The only way to reach and keep your best weight is to increase your balance with every pound you lose in weight. And you can only do this by beginning correctly with your Body Type Diet.
Basic Rule #3: When Thinking about Any Diet, Keep Your Body Type In Mind
If you keep up with current books and articles on dieting, you know that there are two major schools of thought in nutrition today. These are the "high-carbohydrate, low-fat, less protein" school and the "high-protein, lots of meat, carbohydrates make you fat" school.
The first is clearly the "official" position and the one with far more scientific backing. The government supports it and so does the
Food Guide Pyramid A Guide to Daily Food Choice
American Heart Association. It is clearly laid out in the U.S. Department: of Agriculture "Food Pyramid," published in 1992 (see above). The pyramid replaced the "four basic food groups" of 1956 as the government's official nutritional guidelines.
The American Heart Association states the same idea in terms of percentages; We are told to get 55-60 percent of our calories from carbohydrates, just 15 percent from protein, and 30 percent or less from fat.
The meat and dairy industries were rumored at the time of publication to be unhappy with the pyramid, and to have delayed its publication for about a year. You can see why this might be so. Meat and dairy foods and their products are demoted from equal status with fruits, vegetables, and grains, which they had tinder the old "food groups" plan, and given decidedly secondary status on the pyramid.
But other experts (for example, nutritionists at the Center for Science in the Public Interest) say that the pyramid does not go far enough to discourage consumption of meat and dairy foods. In their opinion, meat and dairy should be at the very top of the pyramid-the "use sparingly" level-or even removed from the pyramid completely But in general, the majority of nutritionists and dietitians support the Food Pyramid.
The competing view, by contrast, says that eating too much carbohydrates is not helpful and can even be harmful, leading to insulin resistance and other medical problems. However, the idea that the pyramid tells us to eat far too much grains and not enough protein has little official backing and is frequently denounced as unscientific and unsafe by mainstream nutritionists. Nevertheless, it is a popular view and has enthusiastic proponents.

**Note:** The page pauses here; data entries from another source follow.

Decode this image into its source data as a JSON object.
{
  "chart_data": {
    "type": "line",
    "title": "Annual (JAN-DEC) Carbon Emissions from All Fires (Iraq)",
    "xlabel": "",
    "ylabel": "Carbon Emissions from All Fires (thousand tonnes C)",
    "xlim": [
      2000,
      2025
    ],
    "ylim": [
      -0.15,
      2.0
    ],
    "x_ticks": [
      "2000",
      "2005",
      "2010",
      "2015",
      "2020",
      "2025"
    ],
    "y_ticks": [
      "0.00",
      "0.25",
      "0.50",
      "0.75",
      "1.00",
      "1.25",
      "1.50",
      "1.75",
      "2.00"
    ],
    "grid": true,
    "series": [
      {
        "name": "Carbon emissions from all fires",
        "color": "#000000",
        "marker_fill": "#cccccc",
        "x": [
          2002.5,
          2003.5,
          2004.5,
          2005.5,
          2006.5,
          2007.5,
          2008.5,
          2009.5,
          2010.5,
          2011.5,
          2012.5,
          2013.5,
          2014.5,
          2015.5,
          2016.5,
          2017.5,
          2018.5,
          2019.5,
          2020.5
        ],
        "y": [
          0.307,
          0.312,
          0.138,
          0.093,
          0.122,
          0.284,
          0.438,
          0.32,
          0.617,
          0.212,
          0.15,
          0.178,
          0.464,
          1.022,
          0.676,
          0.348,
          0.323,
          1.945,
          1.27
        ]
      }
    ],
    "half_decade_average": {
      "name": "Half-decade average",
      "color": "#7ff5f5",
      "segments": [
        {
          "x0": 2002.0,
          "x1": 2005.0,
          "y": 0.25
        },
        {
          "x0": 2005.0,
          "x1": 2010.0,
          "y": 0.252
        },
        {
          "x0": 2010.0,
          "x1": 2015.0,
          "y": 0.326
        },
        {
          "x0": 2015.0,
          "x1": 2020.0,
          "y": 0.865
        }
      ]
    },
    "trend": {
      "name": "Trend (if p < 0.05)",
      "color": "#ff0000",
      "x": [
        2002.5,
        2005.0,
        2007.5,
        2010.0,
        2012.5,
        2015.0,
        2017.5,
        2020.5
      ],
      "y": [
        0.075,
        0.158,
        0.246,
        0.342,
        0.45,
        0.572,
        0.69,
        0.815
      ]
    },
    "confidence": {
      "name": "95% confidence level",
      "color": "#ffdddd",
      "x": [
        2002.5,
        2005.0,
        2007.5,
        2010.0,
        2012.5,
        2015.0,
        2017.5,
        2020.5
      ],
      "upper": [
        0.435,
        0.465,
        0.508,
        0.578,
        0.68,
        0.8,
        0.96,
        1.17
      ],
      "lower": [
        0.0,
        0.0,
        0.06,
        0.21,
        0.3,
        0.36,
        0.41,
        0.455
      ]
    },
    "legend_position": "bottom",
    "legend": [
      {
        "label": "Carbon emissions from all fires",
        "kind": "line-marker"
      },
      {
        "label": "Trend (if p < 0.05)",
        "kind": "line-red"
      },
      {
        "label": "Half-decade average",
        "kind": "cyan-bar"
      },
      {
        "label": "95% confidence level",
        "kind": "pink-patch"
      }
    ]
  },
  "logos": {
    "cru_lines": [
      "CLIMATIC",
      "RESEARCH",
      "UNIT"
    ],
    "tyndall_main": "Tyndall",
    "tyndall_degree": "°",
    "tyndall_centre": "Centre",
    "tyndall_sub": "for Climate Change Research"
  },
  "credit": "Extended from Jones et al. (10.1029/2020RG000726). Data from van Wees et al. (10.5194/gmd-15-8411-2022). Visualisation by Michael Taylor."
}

Faced with these conflicting views, how do you decide which is correct? How do you keep from losing faith in any nutritional recommendations, if they can't even get closer together than that? And which view is actually in your long-term best interests? The underlying controversy, of which this is just today's version, is about what you should eat to give you sufficient protection from cardiovascular disease and cancer to maximize your longevity. However, these tendencies differ for each body type. Therefore, I believe that the only way to resolve this particular conflict is through a thorough understanding of the different metabolic needs of the body-types.
For two of the body types, I have found that the Food Pyramid does indeed put too much emphasis on carbohydrates. Thyroid and Pituitary Types do need to get a larger proportion of their calories from animal protein than is recommended in the pyramid (although the Atkins diet is not right for these body types, either-it's much too high in saturated fat). Adrenal and Gonadal Types, on the other hand, do better with even less protein than the pyramid recommends.
My view of the pyramid is that it is a good starting point, and certainly an improvement over the 1956 recommendations. But just as there isn't any one diet that is right for everyone, a single Food Pyramid won't work for everyone, either So I've worked out a Food Pyramid for each of the four body types (you'll find it in the chapter on your Body Type Diet).